UNRWA staff member, Gaza
The words of one UNRWA staff member, recounted by Dr Seita, distil the wider moral condition of Gaza into a single devastating sentence: “I feel like I’ve become an orphan of the world. No one’s taking care of us. They forgot us.”
Analysis: Policy as Pathogen
What emerges from Friday’s Geneva briefing is not a portrait of incidental humanitarian failure, of logistics overwhelmed by the chaos of war. It is a portrait of structural, deliberate, policy-sustained blockade — one that targets the mechanisms of health, diagnosis, and survival as systematically as any military campaign.

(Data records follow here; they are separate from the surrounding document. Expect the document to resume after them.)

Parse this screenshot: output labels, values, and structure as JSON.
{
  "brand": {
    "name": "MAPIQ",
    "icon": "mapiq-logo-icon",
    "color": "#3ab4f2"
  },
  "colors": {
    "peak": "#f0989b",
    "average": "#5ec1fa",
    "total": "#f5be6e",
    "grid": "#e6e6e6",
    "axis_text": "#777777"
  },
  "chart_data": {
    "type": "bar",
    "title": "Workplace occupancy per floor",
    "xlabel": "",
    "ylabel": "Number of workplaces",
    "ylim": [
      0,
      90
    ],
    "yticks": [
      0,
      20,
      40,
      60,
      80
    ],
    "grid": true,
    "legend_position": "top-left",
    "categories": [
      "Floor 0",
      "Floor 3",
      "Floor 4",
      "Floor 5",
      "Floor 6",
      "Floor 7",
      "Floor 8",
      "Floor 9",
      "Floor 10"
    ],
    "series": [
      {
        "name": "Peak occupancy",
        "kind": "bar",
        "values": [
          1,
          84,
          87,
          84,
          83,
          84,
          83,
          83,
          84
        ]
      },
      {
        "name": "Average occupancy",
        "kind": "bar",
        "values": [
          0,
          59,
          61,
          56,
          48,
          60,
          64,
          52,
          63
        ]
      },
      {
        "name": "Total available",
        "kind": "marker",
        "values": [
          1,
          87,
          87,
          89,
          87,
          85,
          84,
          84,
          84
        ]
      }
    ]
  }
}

The blocking of a prefabricated hospital. The designation of prosthetic limbs as dual-use military items. The legislative dismantling of the agency providing 40 per cent of Gaza’s medical consultations. The closure of crossings that could admit oxygen concentrators and diagnostic reagents. None of these are accidents. They are choices.
For Africa and the Global South, the Gaza crisis is not merely a humanitarian spectacle to be observed from a safe distance. It is a stress test of the international rules-based order — of whether institutions like the WHO and UNRWA retain any operative authority when confronted by a state determined to override them; of whether international humanitarian law has any meaning when applied to an occupied population; of whether the world’s professed commitment to global health security extends to a people deemed inconvenient by the dominant power order.
Gaza’s answer, in 2026, is coming back as a resounding no. The question is whether the rest of the world is paying attention — or whether it, too, has chosen to look away.